Western man for centuries now has lost the key to his own meaning. He has been striving for a long time to break out of the ruins of a City half destroyed at his own hands. Political Liberalism of the old-fashioned Marxian variety grew out of a psychological desire to get away from where man actually found himself. Post-World War II existentialist despair, considered as a socio-historical reality, is a philosophical justification for this urge to break all existing cultural and historical limits. What must be done, at all costs, is to exorcise our common historical heritage, our faith, our corporate memories. A fresh beginning can be the only beginning. This is a presupposition that is operative everywhere, most concretely in the arts, most consciously in philosophy, and most dangerously in religion.
Such is the estrangement modern man has carved for himself. In social and economic life the masses are estranged from their spiritual and cultural past. Politically, techniques forged by Western man himself have alienated him from his ancient freedom. The home, the nation, the Church, the West, the past, roots, origins — these are always wrong, always wicked: only the wilderness of the future promises salvation. The poet has retreated to that uniquely modern place invented in the early nineteenth century — the state of mind called Bohemia. His destiny seems assured when he has pruned away everything reminiscent of the objective order, and when he finds himself alone with his broken soul.
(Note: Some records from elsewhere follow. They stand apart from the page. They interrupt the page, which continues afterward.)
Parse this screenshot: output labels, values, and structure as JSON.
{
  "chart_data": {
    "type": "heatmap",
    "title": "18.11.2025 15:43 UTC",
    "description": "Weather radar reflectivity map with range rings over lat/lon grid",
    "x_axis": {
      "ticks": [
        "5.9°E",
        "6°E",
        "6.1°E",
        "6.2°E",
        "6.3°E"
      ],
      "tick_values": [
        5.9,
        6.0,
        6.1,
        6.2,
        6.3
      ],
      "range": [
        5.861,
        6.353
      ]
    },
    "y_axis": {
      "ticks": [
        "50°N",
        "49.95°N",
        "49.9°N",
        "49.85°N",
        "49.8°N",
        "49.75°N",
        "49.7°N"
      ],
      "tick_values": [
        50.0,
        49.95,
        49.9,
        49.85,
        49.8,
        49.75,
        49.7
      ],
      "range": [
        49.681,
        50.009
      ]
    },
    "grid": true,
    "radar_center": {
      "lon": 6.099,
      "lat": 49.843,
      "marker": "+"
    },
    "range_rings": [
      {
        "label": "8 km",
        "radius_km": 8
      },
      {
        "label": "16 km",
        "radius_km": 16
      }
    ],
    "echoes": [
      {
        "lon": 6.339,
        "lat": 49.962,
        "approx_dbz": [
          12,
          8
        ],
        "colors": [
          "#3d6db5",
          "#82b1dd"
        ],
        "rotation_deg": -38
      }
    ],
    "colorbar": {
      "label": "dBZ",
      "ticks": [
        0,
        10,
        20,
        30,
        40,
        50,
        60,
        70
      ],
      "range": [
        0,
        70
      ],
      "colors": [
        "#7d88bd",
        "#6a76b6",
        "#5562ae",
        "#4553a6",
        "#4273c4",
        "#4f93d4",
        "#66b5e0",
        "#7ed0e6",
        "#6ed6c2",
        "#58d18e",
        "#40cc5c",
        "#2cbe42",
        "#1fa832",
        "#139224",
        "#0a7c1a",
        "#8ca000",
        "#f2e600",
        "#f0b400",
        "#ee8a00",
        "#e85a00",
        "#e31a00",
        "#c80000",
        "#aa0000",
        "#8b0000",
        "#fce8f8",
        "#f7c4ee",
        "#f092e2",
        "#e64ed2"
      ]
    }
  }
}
Philosophically, the age has had urged on it the clever monstrosity that since consciousness renders to me what is Other than Myself, then my personality is defined by a negation. Theologically, the Barbarian God of the peat bogs has come back with “neo-orthodoxy,” and man is told that he is so utterly other than God that he is in no sense the image of his Creator. The human fabric has been so cut to ribbons that man has been reduced to a nothing that can parade his utter absurdity only by putting on a mask. The clown has come into his own.
(Frederick D. Wilhelmsen, Hilaire Belloc: No Alienated Man. New York: Sheed and Ward, 1953, pp. 44–45).